When Jack and six others known as the Hawaii Seven were tried under the Smith Act in ’52, we got all the union support we needed. Our members assumed that the goal of the trial was to destroy the union’s leadership and the union. A great job was done of developing a defense committee, which then went directly to the rank and file.
Sabu Fujisaki, one of our officers, was appointed defense committee head. He immediately got the thing set up on the basis of mass-participation in each community. You’d schedule a dinner, a picnic or a mass-meeting, and you’d get as many community leaders as possible to come in and take a position on behalf of the defendants.

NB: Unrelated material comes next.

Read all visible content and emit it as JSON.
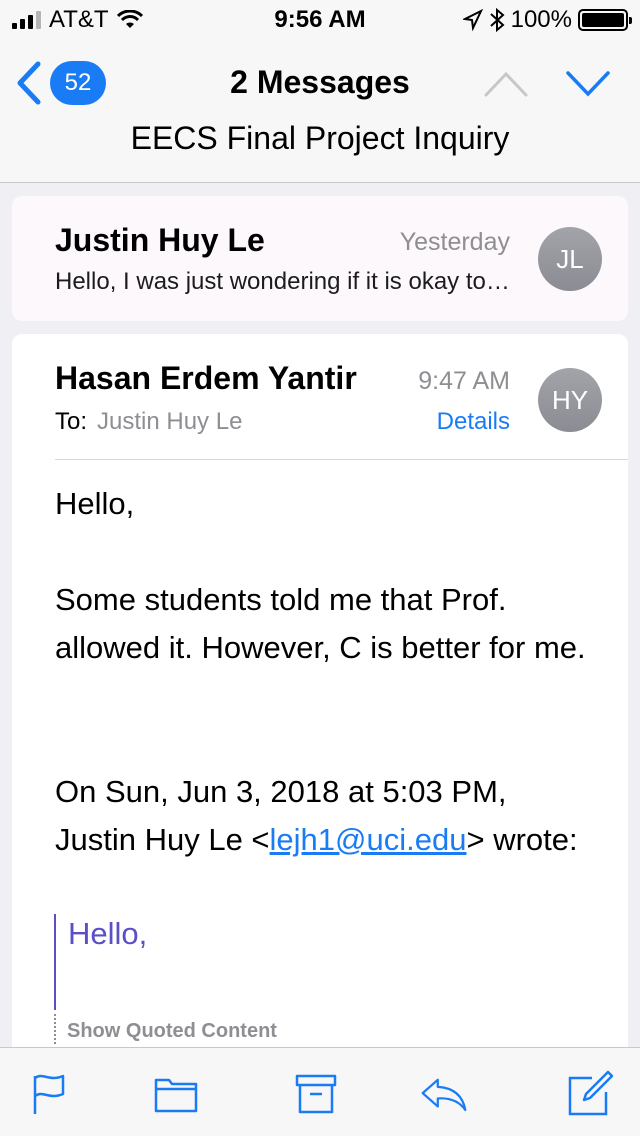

This went on from 1952 until the convictions of Jack and the others, which came down the next year, were reversed in 1958. Thousands of people came into contact with the defendants through our defense activities. We brought in great numbers of witnesses from the various ILWU units. They’d sit in on the trial to watch what happened. We published a running story of the trial, too. So one result of the Hawaii Seven indictment was that it made for an intense rank-and-file participation in the life of the union.
That probably wouldn’t have happened if the union had had easier sledding. During the Hawaii Seven years, I used to sell a hell of a lot more books to ILWU members on subjects like unionism, labor history and civil liberties than I do today. There were a lot of intense bull sessions and discussions then.
That whole McCarthy era experience developed leaders and members who were self-reliant morally and intellectually, which has served us in good stead in the years since. Certainly the McCarthy period had a blighting effect on the nation as a whole, but it was one form of fire that hardened the steel in our case.
In that same time frame—1952 to 1958—despite our troubles, we made some great strides. The resolution of the problem of how to protect our membership from the impact of agricultural mechanization was worked out then. The idea was to shrink the work force from the top by making it attractive for people to withdraw from a mechanizing industry.
There were wage gains as well, although the real fight over a big money increase came in 1958, when we struck the sugar industry successfully. Throughout this whole difficult period, too, despite the Hawaii Seven trial, Jack Hall’s strength as regional director was remarkable.
We were even able to develop wide community understanding of what we were fighting for during the ’58 strike. We had great strike organization after 12 or so years of unionism, and we had learned how you get things done through various political channels, how you cope with the administrative apparatus of the state and how you deal with public functionaries.
By the end of the ’58 struggle we perceived that there had been a lasting change in our relationship to the community. Finally, we felt, we’d broken out of the wall that the bigots had tried to build around us.
Since the mid-1940s, too, there has been a continuous growth in our ability to accomplish things for our membership by political methods. John Burns, who became the governor of Hawaii in 1962 with strong backing from Hall and our union, even once said that the ILWU brought democracy to the Islands. What he meant was that the union, for the first time, made it possible for independent, critical opinions to be expressed.
It used to be that there were plantations that a Democratic politician could not go into to hold a political rally. He’d have to hold it on the public road. But when the union wrote its first agreements with no discrimination for race, creed, color or political affiliation, that immediately provided a basis for people to take an open part in politics.
The first thing people did was to build a strong Democratic Party, because they regarded the Republican Party as an instrument of the employer. So for the first time you had the development of an effective two-party system in the Islands. And, of course, it was the ILWU that had made this possible.